En Guadeloupe, c’est le très traditionnel sirop de groseille pays qui claquera sous le palais, accompagnant originellement le rhum et pourquoi pas, le champagne ! Et face à ces flots joyeux et antillais, les liqueurs et distillations du monde n’ont pas tardé à se rajouter au patchwork : le champagne fait désormais référence, aux côtés du Vermouth souvent à l’honneur dans ces temps de la Nativité. Et évidemment, qui dit période d’agrume laisse supposer de délicieux jus pressés d’oranges et de mandarines.
Des poumons inspirés sur fond de papier à musique
Sur certains de ces morceaux de tissus apparaissent de bien pittoresques broderies. C’est évidemment celles qui tracent les mots de bien antiques cantiques, voyageant d’âmes en voix, de terrasses en carbets. L’épopée débute dès la fin novembre, où les ribotes s’entament encore avec ferveur. Et dans ces rondes de voisinage, quoi de mieux que ces vers depuis longtemps empruntés aux traditionnels chants de célébrations lyonnais ou auvergnats, largement surpiqués de fieffées ritournelles créoles.
Les chants, exprimés à feu de poumon, sont gravés dans toutes les mémoires : évidemment déclamés dans l’ordre rigoureux de l’histoire de la Nativité, ils prennent corps sous le rythme savant du tambouyé et du ti bwa, bientôt relayé par la foule échauffée. Joseph, le fidèle, répond aux anges de nos campagnes, annonciateurs du divin enfant né. Et tandis que Michaud continue de veiller, le Kyrie Eleison résonne entre les verres de punch et les chamailleries des enfants, jusque loin dans la nuit de veillée. Mazurka, valse créole ou biguine comme habillent les chants autant que. Le créole qui s’échappe du typique livret vert élimé.
La route de crèches : la pièce centrale est religieuse
En tirant le fil, nous voici projetés sur les routes de la Martinique, à la poursuite de ces crèches de Noël si familières, retrouvez les créations inspirées et croquantes des habitants des communes du Nord qui hérissent le bord des chemins, se dressent dans les jardins et invitent à la découverte depuis plus d’une dizaine d’années.
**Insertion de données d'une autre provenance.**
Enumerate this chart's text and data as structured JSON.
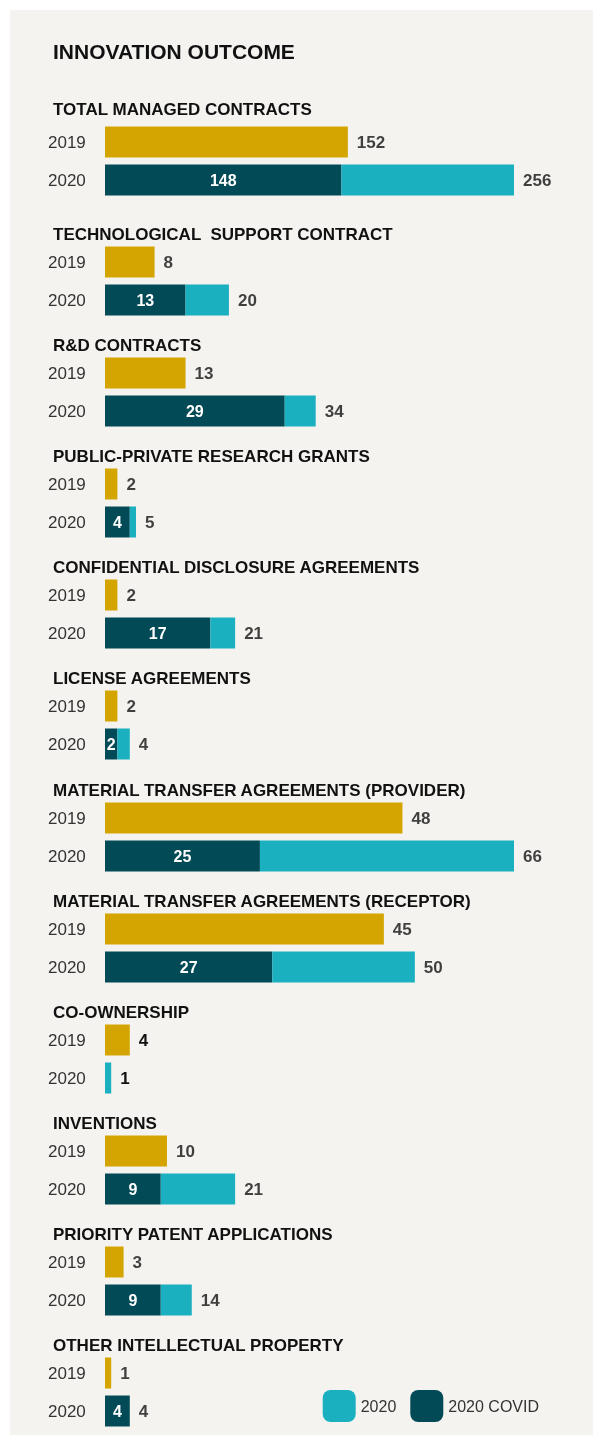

Autre clin d’œil à cette nativité créole inédite, ces crèches se font plus antillaises que jamais : Les mages se vêtent de madras, le toit de chaume se pare de feuilles de cocotier, les personnages sont artisanaux et irrésistibles.
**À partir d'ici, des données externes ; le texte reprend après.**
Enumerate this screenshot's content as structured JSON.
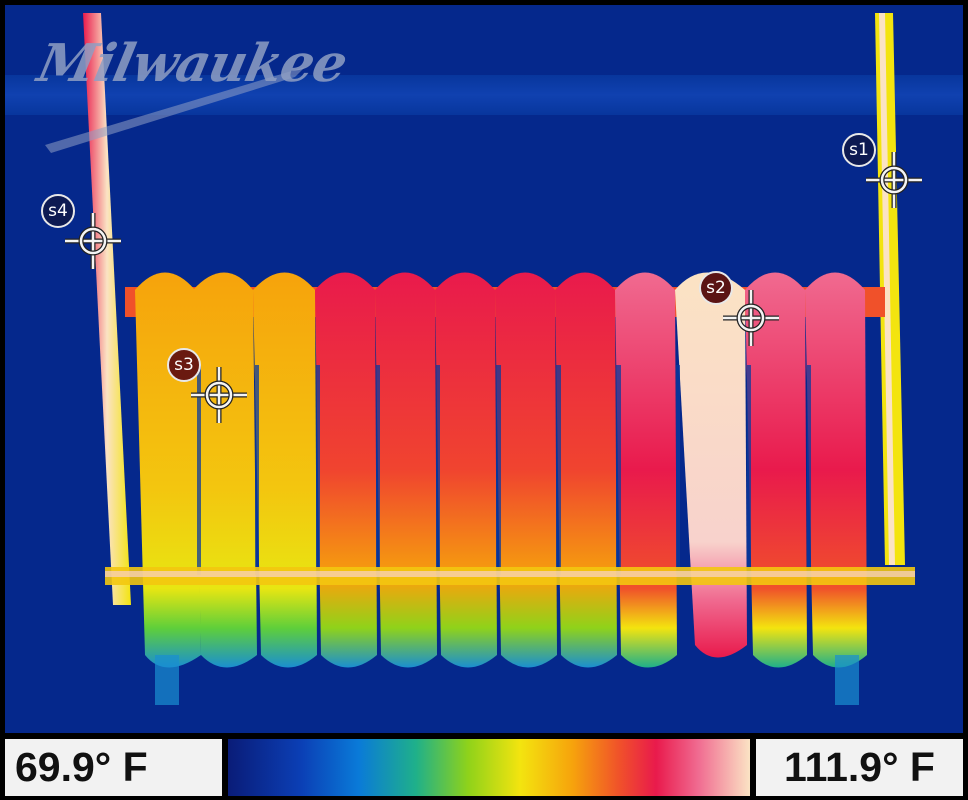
{
  "brand": {
    "logo_text": "Milwaukee"
  },
  "spots": [
    {
      "id": "s1",
      "label": "s1",
      "badge_color": "#0d1a52"
    },
    {
      "id": "s2",
      "label": "s2",
      "badge_color": "#5a1414"
    },
    {
      "id": "s3",
      "label": "s3",
      "badge_color": "#6a1a10"
    },
    {
      "id": "s4",
      "label": "s4",
      "badge_color": "#0d1a52"
    }
  ],
  "scale": {
    "min_label": "69.9° F",
    "max_label": "111.9° F",
    "palette": [
      "#0a1c78",
      "#0b3fb5",
      "#0a7ad8",
      "#1fb08a",
      "#8fd21a",
      "#f3e40f",
      "#f6a30c",
      "#f0512a",
      "#e91a4c",
      "#f06a90",
      "#fbe3c4"
    ]
  }
}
D’ailleurs, au cœur de ce canevas religieux, l’une des merveilles tissée de ces festivités caribéennes reste la messe créole. La religion, la célébration de Noël sont parmi les meilleures fresques de l’intense capacité créole à mêler les cultures et se construire une identité originale : dans les années 1960, ils sont plusieurs jeunes prêtres, résolument modernes et fiers de leurs cultures qui tissent dans leurs liturgies les brins d’une pratique religieuse nouvelle et syncrétique, laissant la part belle au tambou bélè longtemps diabolisé et désormais célébré comme outil de louange. Bientôt d’ailleurs arrive la messe des Innocents, qui voit bénie la multitude de joujoux reçus quelques jours plus tôt par la marmaille antillaise.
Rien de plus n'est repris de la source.